Un changement d’échelle et une réelle politique de contrôle…
Le principal enjeu est de tarir les possibilités systémiques de fraude, en passant d’un nombre réduit de contrôles a posteriori à une démarche de sécurisation systématique a priori de la gestion des droits et des prestations sociales, qui repose sur un système déclaratif trop ouvert dont le resserrement est nécessaire. Ce resserrement devrait concerner notamment les comptes bancaires sur lesquels sont versés les prestations. La conformité des facturations des professionnels et des établissements de santé à la réglementation et aux prescriptions médicales. Les assiettes salariales des droits sociaux déclarées par les employeurs, et les montants de ressources et les situations professionnelles déclarées par les bénéficiaires des prestations.

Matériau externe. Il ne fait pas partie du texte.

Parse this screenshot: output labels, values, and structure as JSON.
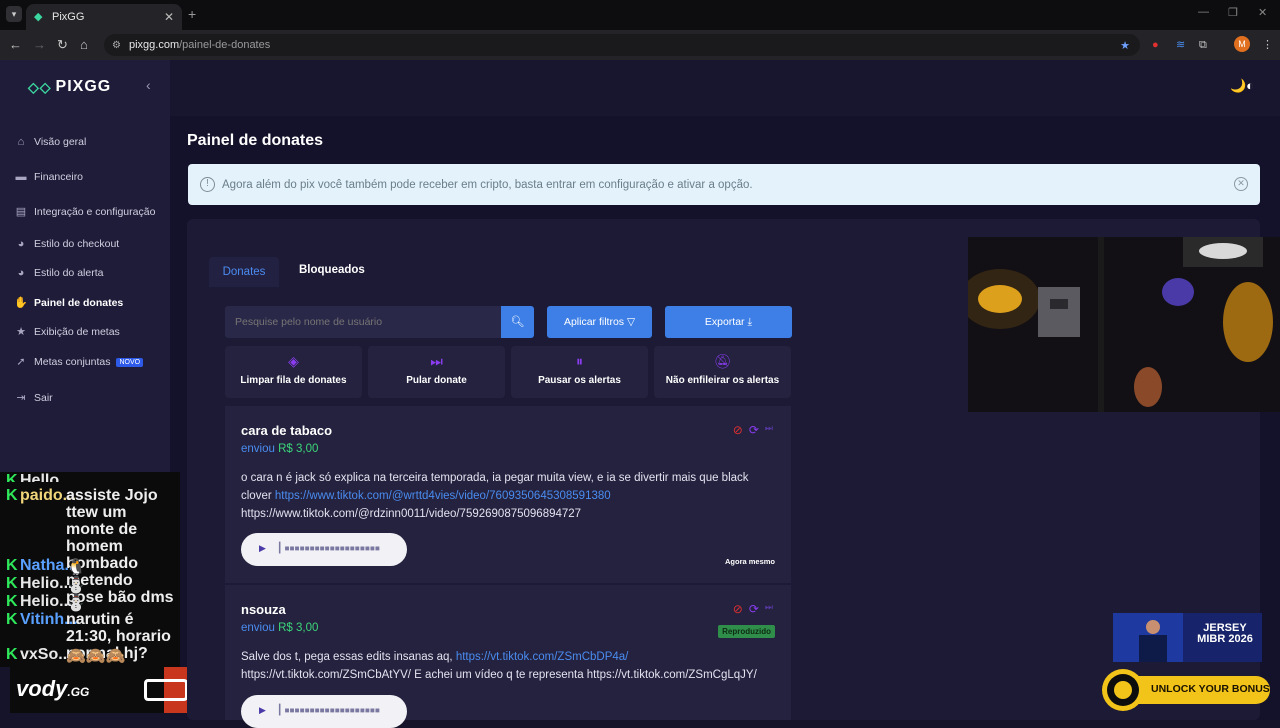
{
  "browser": {
    "tab_title": "PixGG",
    "url_host": "pixgg.com",
    "url_path": "/painel-de-donates",
    "profile_initial": "M"
  },
  "sidebar": {
    "brand": "PIXGG",
    "items": [
      {
        "label": "Visão geral",
        "icon": "home-icon"
      },
      {
        "label": "Financeiro",
        "icon": "wallet-icon"
      },
      {
        "label": "Integração e configuração",
        "icon": "settings-icon"
      },
      {
        "label": "Estilo do checkout",
        "icon": "palette-icon"
      },
      {
        "label": "Estilo do alerta",
        "icon": "palette-icon"
      },
      {
        "label": "Painel de donates",
        "icon": "donate-icon",
        "active": true
      },
      {
        "label": "Exibição de metas",
        "icon": "star-icon"
      },
      {
        "label": "Metas conjuntas",
        "icon": "rocket-icon",
        "badge": "NOVO"
      },
      {
        "label": "Sair",
        "icon": "logout-icon"
      }
    ]
  },
  "chat": {
    "lines": [
      {
        "user": "Hello...",
        "user_color": "#e8e8e8",
        "message": ""
      },
      {
        "user": "paido...",
        "user_color": "#f0d67a",
        "message": "assiste Jojo ttew um monte de homem bombado metendo pose bão dms"
      },
      {
        "user": "Natha...",
        "user_color": "#5aa0ff",
        "message": ""
      },
      {
        "user": "Helio...",
        "user_color": "#e8e8e8",
        "message": ""
      },
      {
        "user": "Helio...",
        "user_color": "#e8e8e8",
        "message": ""
      },
      {
        "user": "Vitinh...",
        "user_color": "#5aa0ff",
        "message": "narutin é 21:30, horario normal hj?"
      },
      {
        "user": "vxSo...",
        "user_color": "#e8e8e8",
        "message": ""
      }
    ]
  },
  "page": {
    "title": "Painel de donates",
    "notice": "Agora além do pix você também pode receber em cripto, basta entrar em configuração e ativar a opção.",
    "tabs": [
      "Donates",
      "Bloqueados"
    ],
    "search_placeholder": "Pesquise pelo nome de usuário",
    "filter_label": "Aplicar filtros",
    "export_label": "Exportar",
    "actions": [
      {
        "label": "Limpar fila de donates",
        "icon": "eraser-icon"
      },
      {
        "label": "Pular donate",
        "icon": "skip-icon"
      },
      {
        "label": "Pausar os alertas",
        "icon": "pause-icon"
      },
      {
        "label": "Não enfileirar os alertas",
        "icon": "bell-off-icon"
      }
    ],
    "donations": [
      {
        "name": "cara de tabaco",
        "sent_label": "enviou",
        "amount": "R$ 3,00",
        "message_text": "o cara n é jack só explica na terceira temporada, ia pegar muita view, e ia se divertir mais que black clover ",
        "message_link": "https://www.tiktok.com/@wrttd4vies/video/7609350645308591380",
        "message_tail": "https://www.tiktok.com/@rdzinn0011/video/7592690875096894727",
        "time": "Agora mesmo"
      },
      {
        "name": "nsouza",
        "sent_label": "enviou",
        "amount": "R$ 3,00",
        "status": "Reproduzido",
        "message_text": "Salve dos t, pega essas edits insanas aq, ",
        "message_link": "https://vt.tiktok.com/ZSmCbDP4a/",
        "message_tail": "https://vt.tiktok.com/ZSmCbAtYV/ E achei um vídeo q te representa https://vt.tiktok.com/ZSmCgLqJY/"
      }
    ]
  },
  "overlays": {
    "vody_brand": "vody",
    "vody_suffix": ".GG",
    "jersey_promo": [
      "JERSEY",
      "MIBR 2026"
    ],
    "bonus_promo": "UNLOCK YOUR BONUS"
  }
}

Les logements supportant des aides et les cartes Vitale. Un accent particulier devrait être mis sur l’objectivation et la résorption de l’important surnombre de bénéficiaires de droits ouverts – exercés ou non – à des prises en charge de frais de santé par l’assurance maladie. Auquel s’ajoute une réelle recherche et la mise en place de sanction des fraudes qui doivent aussi faire l’objet de progrès.

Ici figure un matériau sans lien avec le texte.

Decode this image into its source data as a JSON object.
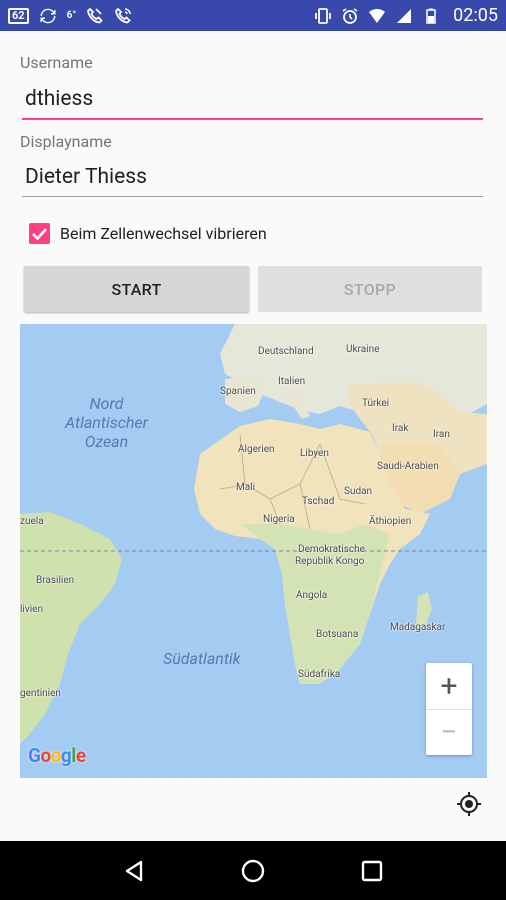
{
  "status_bar": {
    "notif_number": "62",
    "small_label": "6°",
    "clock": "02:05",
    "color": "#3949ab"
  },
  "form": {
    "username_label": "Username",
    "username_value": "dthiess",
    "displayname_label": "Displayname",
    "displayname_value": "Dieter Thiess",
    "checkbox_label": "Beim Zellenwechsel vibrieren",
    "checkbox_checked": true,
    "start_label": "START",
    "stopp_label": "STOPP",
    "accent_color": "#ff4081"
  },
  "map": {
    "labels": {
      "deutschland": "Deutschland",
      "ukraine": "Ukraine",
      "spanien": "Spanien",
      "italien": "Italien",
      "turkei": "Türkei",
      "irak": "Irak",
      "iran": "Iran",
      "algerien": "Algerien",
      "libyen": "Libyen",
      "saudi": "Saudi-Arabien",
      "mali": "Mali",
      "tschad": "Tschad",
      "sudan": "Sudan",
      "nigeria": "Nigeria",
      "athiopien": "Äthiopien",
      "zuela": "zuela",
      "kongo1": "Demokratische",
      "kongo2": "Republik Kongo",
      "brasilien": "Brasilien",
      "angola": "Angola",
      "livien": "livien",
      "madagaskar": "Madagaskar",
      "botsuana": "Botsuana",
      "sudafrika": "Südafrika",
      "gentinien": "gentinien"
    },
    "oceans": {
      "nord1": "Nord",
      "nord2": "Atlantischer",
      "nord3": "Ozean",
      "sud": "Südatlantik"
    },
    "zoom_in": "+",
    "zoom_out": "−",
    "logo": "Google"
  }
}
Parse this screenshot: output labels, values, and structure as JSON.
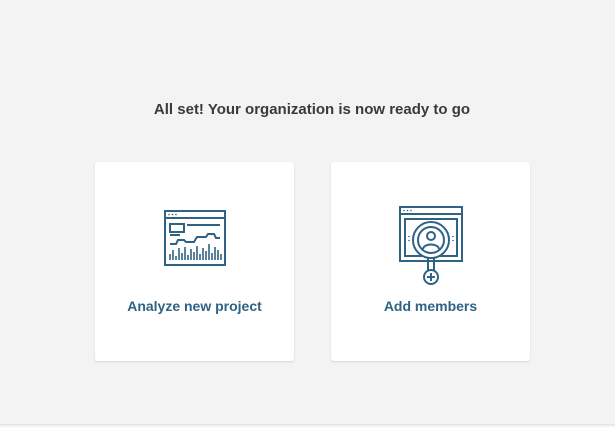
{
  "message": {
    "title": "All set! Your organization is now ready to go"
  },
  "cards": [
    {
      "label": "Analyze new project",
      "icon": "analytics-window-icon"
    },
    {
      "label": "Add members",
      "icon": "user-search-icon"
    }
  ],
  "colors": {
    "background": "#f3f3f3",
    "card": "#ffffff",
    "icon": "#2f6283",
    "label": "#2f6283",
    "title": "#3a3a3a"
  }
}
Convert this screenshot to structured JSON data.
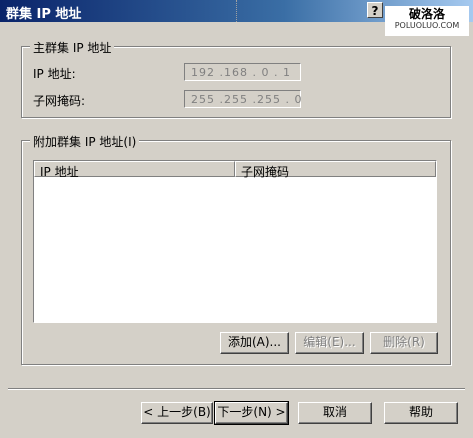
{
  "window": {
    "title": "群集 IP 地址",
    "help_glyph": "?"
  },
  "watermark": {
    "main": "破洛洛",
    "sub": "POLUOLUO.COM"
  },
  "primary_group": {
    "legend": "主群集 IP 地址",
    "ip_label": "IP 地址:",
    "ip_value": "192 .168 . 0 . 1",
    "mask_label": "子网掩码:",
    "mask_value": "255 .255 .255 . 0"
  },
  "additional_group": {
    "legend": "附加群集 IP 地址(I)",
    "columns": [
      "IP 地址",
      "子网掩码"
    ],
    "rows": [],
    "add_label": "添加(A)...",
    "edit_label": "编辑(E)...",
    "delete_label": "删除(R)"
  },
  "footer": {
    "back_label": "< 上一步(B)",
    "next_label": "下一步(N) >",
    "cancel_label": "取消",
    "help_label": "帮助"
  }
}
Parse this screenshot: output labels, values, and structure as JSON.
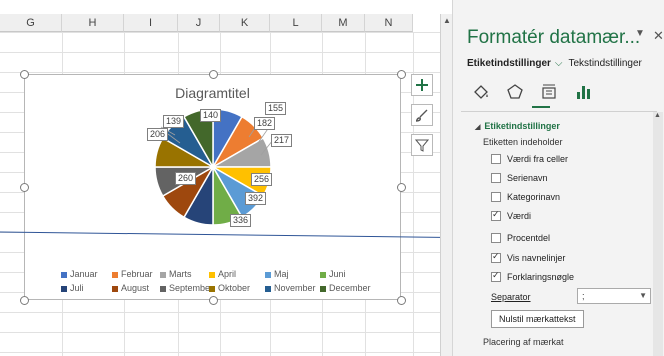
{
  "sheet": {
    "columns": [
      "G",
      "H",
      "I",
      "J",
      "K",
      "L",
      "M",
      "N"
    ]
  },
  "chart": {
    "title": "Diagramtitel",
    "data_labels": [
      "139",
      "140",
      "155",
      "206",
      "182",
      "217",
      "256",
      "260",
      "392",
      "336"
    ],
    "legend_row1": [
      "Januar",
      "Februar",
      "Marts",
      "April",
      "Maj",
      "Juni"
    ],
    "legend_row2": [
      "Juli",
      "August",
      "September",
      "Oktober",
      "November",
      "December"
    ]
  },
  "chart_data": {
    "type": "pie",
    "title": "Diagramtitel",
    "categories": [
      "Januar",
      "Februar",
      "Marts",
      "April",
      "Maj",
      "Juni",
      "Juli",
      "August",
      "September",
      "Oktober",
      "November",
      "December"
    ],
    "values": [
      155,
      182,
      217,
      256,
      392,
      336,
      null,
      null,
      260,
      206,
      139,
      140
    ],
    "colors": [
      "#4472c4",
      "#ed7d31",
      "#a5a5a5",
      "#ffc000",
      "#5b9bd5",
      "#70ad47",
      "#264478",
      "#9e480e",
      "#636363",
      "#997300",
      "#255e91",
      "#43682b"
    ],
    "legend": "bottom"
  },
  "pane": {
    "title": "Formatér datamær...",
    "tab_active": "Etiketindstillinger",
    "tab_other": "Tekstindstillinger",
    "section": "Etiketindstillinger",
    "subheader": "Etiketten indeholder",
    "options": [
      {
        "label": "Værdi fra celler",
        "checked": false
      },
      {
        "label": "Serienavn",
        "checked": false
      },
      {
        "label": "Kategorinavn",
        "checked": false
      },
      {
        "label": "Værdi",
        "checked": true
      },
      {
        "label": "Procentdel",
        "checked": false
      },
      {
        "label": "Vis navnelinjer",
        "checked": true
      },
      {
        "label": "Forklaringsnøgle",
        "checked": true
      }
    ],
    "separator_label": "Separator",
    "separator_value": ";",
    "reset_label": "Nulstil mærkattekst",
    "placement_label": "Placering af mærkat",
    "accent_color": "#217346"
  }
}
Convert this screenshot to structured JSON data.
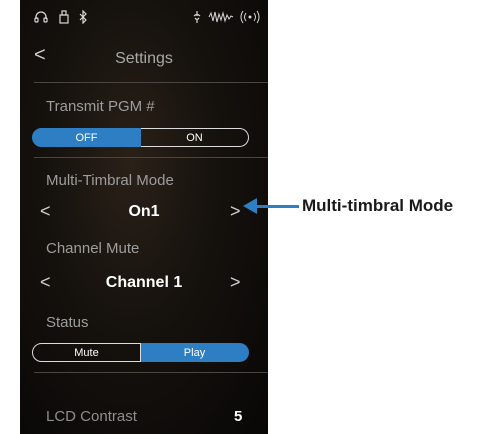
{
  "status_bar": {
    "icons": [
      "headphones-icon",
      "usb-icon",
      "bluetooth-icon",
      "metronome-icon",
      "wave-icon",
      "wireless-icon"
    ]
  },
  "header": {
    "back_glyph": "<",
    "title": "Settings"
  },
  "transmit_pgm": {
    "label": "Transmit PGM #",
    "options": [
      "OFF",
      "ON"
    ],
    "selected": "OFF"
  },
  "multi_timbral": {
    "label": "Multi-Timbral Mode",
    "value": "On1",
    "prev_glyph": "<",
    "next_glyph": ">"
  },
  "channel_mute": {
    "label": "Channel Mute",
    "value": "Channel 1",
    "prev_glyph": "<",
    "next_glyph": ">"
  },
  "status": {
    "label": "Status",
    "options": [
      "Mute",
      "Play"
    ],
    "selected": "Play"
  },
  "lcd_contrast": {
    "label": "LCD Contrast",
    "value": "5"
  },
  "callout": {
    "text": "Multi-timbral Mode"
  },
  "colors": {
    "accent": "#2d7ec2",
    "background": "#15110d"
  }
}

La cours des comptes qui dans son rapport préconise une quinzaine de recommandations visant notamment à apprécier l’ampleur de la fraude aux prestations et les résultats obtenus, pour objectiver les progrès réalisés et mettre en œuvre les mesures adéquates. Comme celle de tarir les possibilités systémiques de fraude : circonscrire les usurpations d’identité, fiabiliser les données servant à établir les prestations et gérer de manière plus rigoureuse les droits et les prestations d’assurance maladie. Mais aussi intensifier et faciliter la recherche de fraudes, en développant les contrôles sur place, les plus poussés, en étendant la mutualisation des informations entre organismes sociaux et avec les administrations de l’Etat et en créant une unité transversale. En conclusion la recherche et la sanction des fraudes doivent faire l’objet de véritable progrès mais dépende aussi d’une volonté politique.
Un contrôle accru
Interrogé par France Info ce 9 septembre, le rapporteur de la Cour des comptes constate également d'importantes fraudes au chômage partiel, instauré en urgence après le début de la pandémie. Le dispositif permet notamment aux entreprises de déclarer des employés en chômage partiel sans qu'aucun contrôle ne soit effectué pendant un an. La commission d'enquête prône une intensification des mesures de contrôle pour chaque organisme, ainsi qu'un dispositif de vérification des données par un « tiers de confiance » via croisement des données entre les différents organismes dispensant des prestations sociales. Le député souhaite lui que la lutte contre la fraude sociale s'inscrive, à court terme, dans les priorités du gouvernement.